Come on, grab your coat, he ordered his piece of arm candy, we're off.
Why? protested the girlfriend. The bloke's said it was a mistake.
Maybe, admitted her partner, but someone's just walked in with a sausage dog. God knows where he's going to put his hands next.
A man in Alabama knocks on his best friend's door. Is Jim in? he asks. Jim's wife says no, he's gone to pick cotton.
Jim's best friend returns next day. You've missed him, the wife apologises, he's out picking cotton again.
The following day, the friend is informed Jim is again out. He's picking cotton, I'm afraid, said the wife.
On the fourth day, the friend knocks on the door and is met by Jim's ashen-faced wife. He's dead, she sobs, we've buried him in the back garden.

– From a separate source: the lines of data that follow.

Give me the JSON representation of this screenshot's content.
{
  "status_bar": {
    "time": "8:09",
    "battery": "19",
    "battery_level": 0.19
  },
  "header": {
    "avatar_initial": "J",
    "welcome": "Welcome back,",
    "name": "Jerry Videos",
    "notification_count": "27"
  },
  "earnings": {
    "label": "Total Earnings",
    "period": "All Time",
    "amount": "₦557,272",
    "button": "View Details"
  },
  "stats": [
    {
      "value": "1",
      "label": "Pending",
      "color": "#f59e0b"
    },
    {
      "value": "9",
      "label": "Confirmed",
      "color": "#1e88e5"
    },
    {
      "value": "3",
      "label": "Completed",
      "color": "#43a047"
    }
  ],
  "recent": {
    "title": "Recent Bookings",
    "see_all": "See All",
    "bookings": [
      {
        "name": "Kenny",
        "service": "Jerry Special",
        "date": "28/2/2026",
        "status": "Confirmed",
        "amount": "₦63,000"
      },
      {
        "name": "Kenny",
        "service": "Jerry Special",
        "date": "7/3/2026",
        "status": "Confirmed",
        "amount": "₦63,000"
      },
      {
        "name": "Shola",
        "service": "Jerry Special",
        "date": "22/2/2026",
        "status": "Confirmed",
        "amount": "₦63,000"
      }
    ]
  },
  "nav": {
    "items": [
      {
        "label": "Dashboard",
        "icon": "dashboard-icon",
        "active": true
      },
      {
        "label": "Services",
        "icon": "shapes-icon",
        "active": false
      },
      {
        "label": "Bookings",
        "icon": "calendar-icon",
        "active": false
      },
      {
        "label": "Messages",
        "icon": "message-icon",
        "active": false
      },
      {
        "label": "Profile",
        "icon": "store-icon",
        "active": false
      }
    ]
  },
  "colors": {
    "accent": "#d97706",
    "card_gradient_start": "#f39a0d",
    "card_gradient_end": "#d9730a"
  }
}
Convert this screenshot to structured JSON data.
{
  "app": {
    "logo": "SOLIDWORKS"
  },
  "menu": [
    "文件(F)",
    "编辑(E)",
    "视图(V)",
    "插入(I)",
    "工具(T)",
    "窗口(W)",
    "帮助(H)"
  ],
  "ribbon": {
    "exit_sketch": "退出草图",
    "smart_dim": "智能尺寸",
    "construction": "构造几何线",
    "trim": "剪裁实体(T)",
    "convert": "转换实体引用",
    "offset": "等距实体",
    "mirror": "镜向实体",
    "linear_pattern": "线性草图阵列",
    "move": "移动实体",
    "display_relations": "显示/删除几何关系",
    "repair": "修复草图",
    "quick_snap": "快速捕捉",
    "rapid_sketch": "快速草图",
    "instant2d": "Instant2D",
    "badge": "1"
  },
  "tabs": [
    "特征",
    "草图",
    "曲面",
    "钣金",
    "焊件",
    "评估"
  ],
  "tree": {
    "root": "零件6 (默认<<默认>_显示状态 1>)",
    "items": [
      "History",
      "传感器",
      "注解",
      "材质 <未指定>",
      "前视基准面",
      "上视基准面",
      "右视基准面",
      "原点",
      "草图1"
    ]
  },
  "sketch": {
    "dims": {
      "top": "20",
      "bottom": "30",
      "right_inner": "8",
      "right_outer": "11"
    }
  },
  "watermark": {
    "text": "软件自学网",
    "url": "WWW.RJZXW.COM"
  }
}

The shocked pal is taken to the grand monument to his dear, departed buddy. In gold letters on the black marble headstone is the
Epitaph: Jim. Gone, but not for cotton.
I RECEIVED a rare compliment for my driving today. Someone left a note on the windscreen which said: Parking Fine.
A Yorkshireman takes his cat to the vets. Is it a tom? asks the vet. No, it's in this basket, says the Yorkshireman.
When it rains cats and dogs are you in danger of stepping in a poodle?